Calvin Pan of New York University Langone Medical Center presented kidney and bone safety data for a subset of patients in the two studies who remained on open-label TAF (n = 361) or switched from TDF to TAF (n = 180) after 96 weeks of randomised treatment. Dual-emission x-ray absorptiometry (DXA) bone scans were done every six months and creatinine clearance was assessed regularly.
A year after the protocol change, both the TDF to TAF switch group and the group that stayed on TAF continued to have high rates of HBV suppression (88% and 89%, respectively). The rate of ALT normalisation rose in the switch group (from 47% to 65%) while remaining stable at 65% in the continued TAF group.

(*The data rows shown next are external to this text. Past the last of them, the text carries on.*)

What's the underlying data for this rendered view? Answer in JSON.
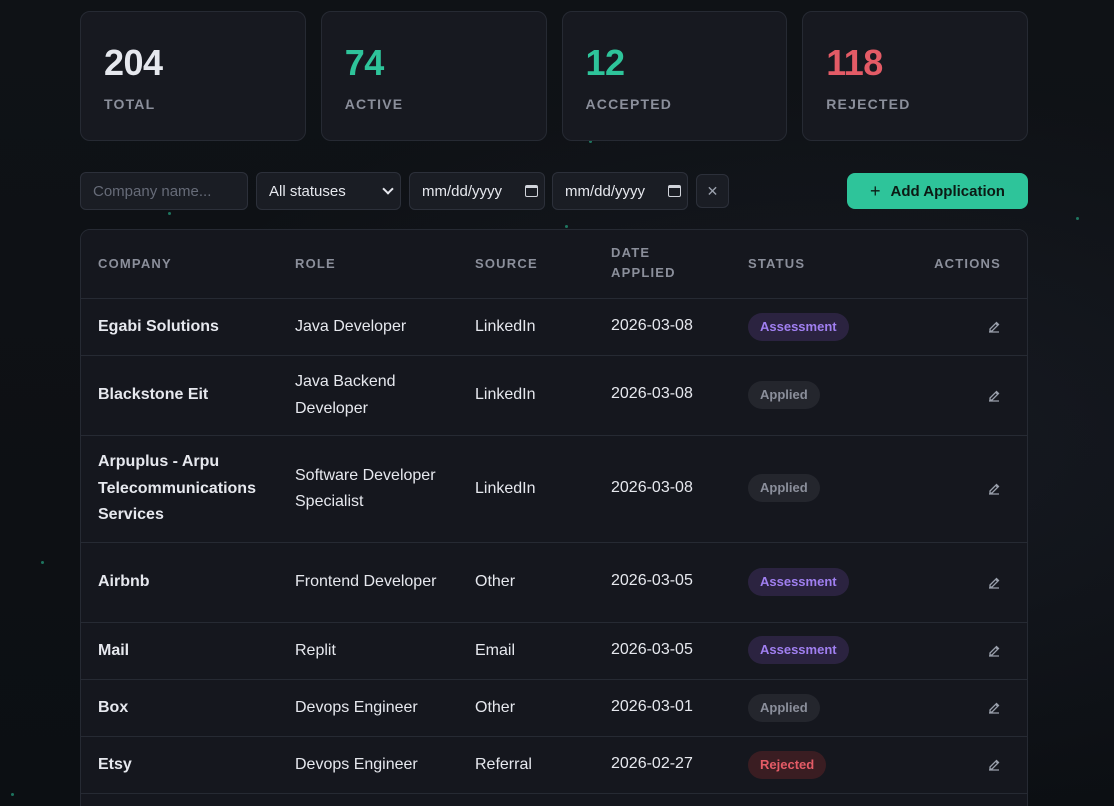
{
  "stats": {
    "total": {
      "value": "204",
      "label": "TOTAL",
      "color": "#e6e8ee"
    },
    "active": {
      "value": "74",
      "label": "ACTIVE",
      "color": "#2ec49a"
    },
    "accepted": {
      "value": "12",
      "label": "ACCEPTED",
      "color": "#2ec49a"
    },
    "rejected": {
      "value": "118",
      "label": "REJECTED",
      "color": "#e45b66"
    }
  },
  "filters": {
    "company_placeholder": "Company name...",
    "status_value": "All statuses",
    "date_from_placeholder": "mm/dd/yyyy",
    "date_to_placeholder": "mm/dd/yyyy",
    "clear_glyph": "✕",
    "add_label": "Add Application",
    "add_glyph": "+"
  },
  "table": {
    "headers": {
      "company": "COMPANY",
      "role": "ROLE",
      "source": "SOURCE",
      "date_line1": "DATE",
      "date_line2": "APPLIED",
      "status": "STATUS",
      "actions": "ACTIONS"
    },
    "rows": [
      {
        "company": "Egabi Solutions",
        "role": "Java Developer",
        "source": "LinkedIn",
        "date": "2026-03-08",
        "status": "Assessment"
      },
      {
        "company": "Blackstone Eit",
        "role": "Java Backend Developer",
        "source": "LinkedIn",
        "date": "2026-03-08",
        "status": "Applied"
      },
      {
        "company": "Arpuplus - Arpu Telecommunications Services",
        "role": "Software Developer Specialist",
        "source": "LinkedIn",
        "date": "2026-03-08",
        "status": "Applied"
      },
      {
        "company": "Airbnb",
        "role": "Frontend Developer",
        "source": "Other",
        "date": "2026-03-05",
        "status": "Assessment"
      },
      {
        "company": "Mail",
        "role": "Replit",
        "source": "Email",
        "date": "2026-03-05",
        "status": "Assessment"
      },
      {
        "company": "Box",
        "role": "Devops Engineer",
        "source": "Other",
        "date": "2026-03-01",
        "status": "Applied"
      },
      {
        "company": "Etsy",
        "role": "Devops Engineer",
        "source": "Referral",
        "date": "2026-02-27",
        "status": "Rejected"
      }
    ]
  },
  "colors": {
    "accent": "#2ec49a",
    "danger": "#e45b66",
    "assessment": "#a07ff0"
  }
}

Creatinine clearance improved significantly in people who switched from TDF to TAF while remaining stable in those who stayed on TAF. Bone mineral density according to DXA scans improved among people who switched to TAF (+0.94% at the hip and +1.54% at the spine), while again remaining stable in the continued TAF group.

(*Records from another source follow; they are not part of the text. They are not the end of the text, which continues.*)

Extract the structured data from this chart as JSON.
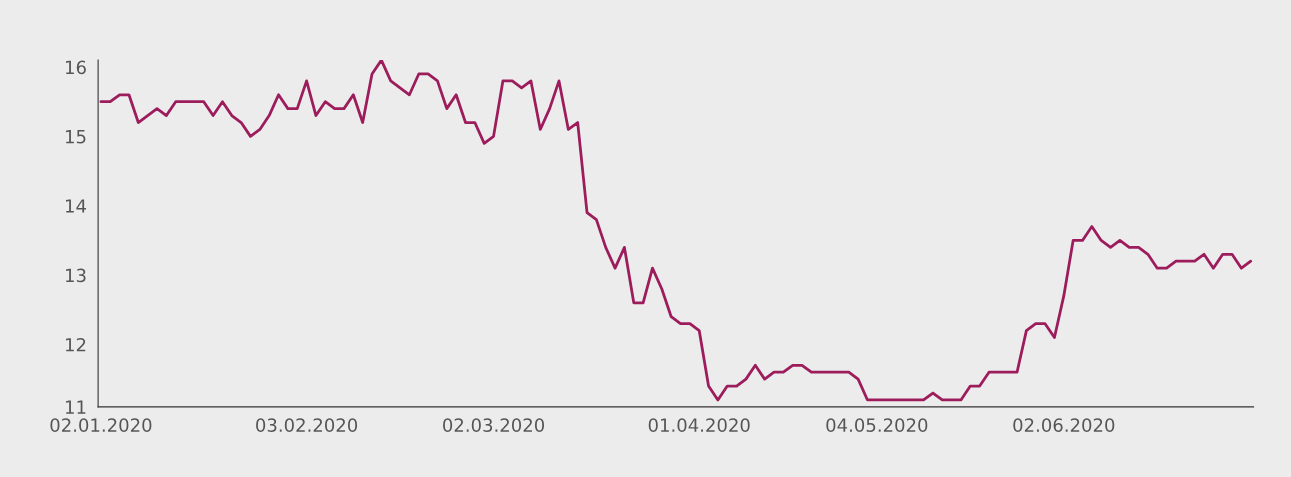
{
  "chart_data": {
    "type": "line",
    "categories": [
      "02.01.2020",
      null,
      null,
      null,
      null,
      null,
      null,
      null,
      null,
      null,
      null,
      null,
      null,
      null,
      null,
      null,
      null,
      null,
      null,
      null,
      null,
      null,
      "03.02.2020",
      null,
      null,
      null,
      null,
      null,
      null,
      null,
      null,
      null,
      null,
      null,
      null,
      null,
      null,
      null,
      null,
      null,
      null,
      null,
      "02.03.2020",
      null,
      null,
      null,
      null,
      null,
      null,
      null,
      null,
      null,
      null,
      null,
      null,
      null,
      null,
      null,
      null,
      null,
      null,
      null,
      null,
      null,
      "01.04.2020",
      null,
      null,
      null,
      null,
      null,
      null,
      null,
      null,
      null,
      null,
      null,
      null,
      null,
      null,
      null,
      null,
      null,
      null,
      "04.05.2020",
      null,
      null,
      null,
      null,
      null,
      null,
      null,
      null,
      null,
      null,
      null,
      null,
      null,
      null,
      null,
      null,
      null,
      null,
      null,
      "02.06.2020",
      null,
      null,
      null,
      null,
      null,
      null,
      null,
      null,
      null,
      null,
      null,
      null,
      null,
      null,
      null,
      null,
      null,
      null,
      null,
      null
    ],
    "series": [
      {
        "color": "#9c1c5c",
        "values": [
          15.5,
          15.5,
          15.6,
          15.6,
          15.2,
          15.3,
          15.4,
          15.3,
          15.5,
          15.5,
          15.5,
          15.5,
          15.3,
          15.5,
          15.3,
          15.2,
          15.0,
          15.1,
          15.3,
          15.6,
          15.4,
          15.4,
          15.8,
          15.3,
          15.5,
          15.4,
          15.4,
          15.6,
          15.2,
          15.9,
          16.1,
          15.8,
          15.7,
          15.6,
          15.9,
          15.9,
          15.8,
          15.4,
          15.6,
          15.2,
          15.2,
          14.9,
          15.0,
          15.8,
          15.8,
          15.7,
          15.8,
          15.1,
          15.4,
          15.8,
          15.1,
          15.2,
          13.9,
          13.8,
          13.4,
          13.1,
          13.4,
          12.6,
          12.6,
          13.1,
          12.8,
          12.4,
          12.3,
          12.3,
          12.2,
          11.4,
          11.2,
          11.4,
          11.4,
          11.5,
          11.7,
          11.5,
          11.6,
          11.6,
          11.7,
          11.7,
          11.6,
          11.6,
          11.6,
          11.6,
          11.6,
          11.5,
          11.2,
          11.2,
          11.2,
          11.2,
          11.2,
          11.2,
          11.2,
          11.3,
          11.2,
          11.2,
          11.2,
          11.4,
          11.4,
          11.6,
          11.6,
          11.6,
          11.6,
          12.2,
          12.3,
          12.3,
          12.1,
          12.7,
          13.5,
          13.5,
          13.7,
          13.5,
          13.4,
          13.5,
          13.4,
          13.4,
          13.3,
          13.1,
          13.1,
          13.2,
          13.2,
          13.2,
          13.3,
          13.1,
          13.3,
          13.3,
          13.1,
          13.2
        ]
      }
    ],
    "ylim": [
      11.1,
      16.1
    ],
    "yticks": [
      {
        "value": 11.1,
        "label": "11"
      },
      12,
      13,
      14,
      15,
      16
    ],
    "grid": false,
    "marker": "none",
    "line_style": "solid"
  }
}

Finally, Henry Chan of the Chinese University of Hong Kong presented a pooled analysis of drug resistance in Study 108 and Study 110.

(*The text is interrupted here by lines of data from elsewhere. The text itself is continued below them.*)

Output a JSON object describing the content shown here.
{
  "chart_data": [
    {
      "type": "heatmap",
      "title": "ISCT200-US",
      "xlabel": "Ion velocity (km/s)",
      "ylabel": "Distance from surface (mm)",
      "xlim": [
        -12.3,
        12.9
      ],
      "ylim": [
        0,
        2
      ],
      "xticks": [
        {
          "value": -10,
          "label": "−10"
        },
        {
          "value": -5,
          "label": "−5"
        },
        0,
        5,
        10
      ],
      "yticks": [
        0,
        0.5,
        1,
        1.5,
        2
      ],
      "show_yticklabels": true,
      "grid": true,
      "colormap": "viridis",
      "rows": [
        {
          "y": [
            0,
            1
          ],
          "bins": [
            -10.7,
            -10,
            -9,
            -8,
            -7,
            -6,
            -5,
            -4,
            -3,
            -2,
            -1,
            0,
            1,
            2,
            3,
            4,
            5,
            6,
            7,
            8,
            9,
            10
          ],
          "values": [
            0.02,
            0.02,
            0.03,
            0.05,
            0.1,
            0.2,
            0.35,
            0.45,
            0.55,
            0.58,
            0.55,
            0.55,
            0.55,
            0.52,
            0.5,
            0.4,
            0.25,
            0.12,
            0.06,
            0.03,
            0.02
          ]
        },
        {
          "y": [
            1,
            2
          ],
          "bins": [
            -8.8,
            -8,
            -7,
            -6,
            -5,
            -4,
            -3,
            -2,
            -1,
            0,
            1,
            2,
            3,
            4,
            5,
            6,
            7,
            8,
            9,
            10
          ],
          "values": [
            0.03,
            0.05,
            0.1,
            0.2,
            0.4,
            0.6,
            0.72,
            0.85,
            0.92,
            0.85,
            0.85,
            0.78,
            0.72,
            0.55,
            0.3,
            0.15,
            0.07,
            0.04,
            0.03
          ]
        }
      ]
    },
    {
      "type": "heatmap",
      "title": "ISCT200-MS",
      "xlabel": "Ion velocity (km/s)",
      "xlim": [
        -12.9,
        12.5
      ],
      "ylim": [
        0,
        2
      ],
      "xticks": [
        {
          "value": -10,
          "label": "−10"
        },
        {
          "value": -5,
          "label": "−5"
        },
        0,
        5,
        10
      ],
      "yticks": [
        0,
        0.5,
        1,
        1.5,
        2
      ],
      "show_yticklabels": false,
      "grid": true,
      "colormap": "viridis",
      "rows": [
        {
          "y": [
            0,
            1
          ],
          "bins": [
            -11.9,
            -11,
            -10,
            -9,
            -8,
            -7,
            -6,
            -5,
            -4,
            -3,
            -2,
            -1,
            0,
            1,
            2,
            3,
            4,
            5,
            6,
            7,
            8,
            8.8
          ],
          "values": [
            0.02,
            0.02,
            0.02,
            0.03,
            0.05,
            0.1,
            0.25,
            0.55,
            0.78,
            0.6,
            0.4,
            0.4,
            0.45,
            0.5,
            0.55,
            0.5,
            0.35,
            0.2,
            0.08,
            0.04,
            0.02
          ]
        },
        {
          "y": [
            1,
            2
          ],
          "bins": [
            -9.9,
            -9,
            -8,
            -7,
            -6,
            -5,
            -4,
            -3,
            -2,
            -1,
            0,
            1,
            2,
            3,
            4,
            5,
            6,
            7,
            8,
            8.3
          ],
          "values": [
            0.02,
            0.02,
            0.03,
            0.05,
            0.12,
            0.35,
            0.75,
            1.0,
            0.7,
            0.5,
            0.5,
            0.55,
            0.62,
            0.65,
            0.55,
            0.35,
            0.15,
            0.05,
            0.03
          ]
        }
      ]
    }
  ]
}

The researchers performed HBV genetic sequencing for participants who had a detectable viral load (HBV DNA >69 IU/ml) at week 96 or who stopped treatment early with a viral load above this level. Phenotypic resistance testing was done for people who experienced viral breakthrough despite good adherence to treatment and those with certain viral mutations.
A similar proportion of participants in the TAF and TDF arm qualified for resistance testing (11% in both groups). Among the 87 qualified people in the TAF arm, 31 had no viral sequence changes from baseline, 15 were unable to sequence, 32 had polymorphic site substitutions and nine had conserved site substitutions. Among the 45 qualified people in the TDF arm, 26 had no sequence changes, six were unable to sequence, 11 had polymorphic site substitutions and two had conserved site substitutions. Most of these mutations were seen in only a single participant. The rtA181T substitution (associated with adefovir resistance), seen in two people, was not associated with increased viral load.
At 96 weeks, 23 people (2.8%) taking TAF and 13 people (3.1%) on TDF experienced a viral breakthrough. This was associated with non-adherence in 22% of TAF recipients and 46% of TDF recipients. Of the 19 people on TAF and eight on TDF who qualified for phenotypic analysis, none of the virus samples showed reduced susceptibility to tenofovir.
In people with chronic hepatitis B treated with TAF or TDF, "virologic breakthrough was infrequent and often associated with nonadherence to study drug," Chan's team concluded. "No amino acid substitutions detected by sequence analysis were associated with phenotypic resistance."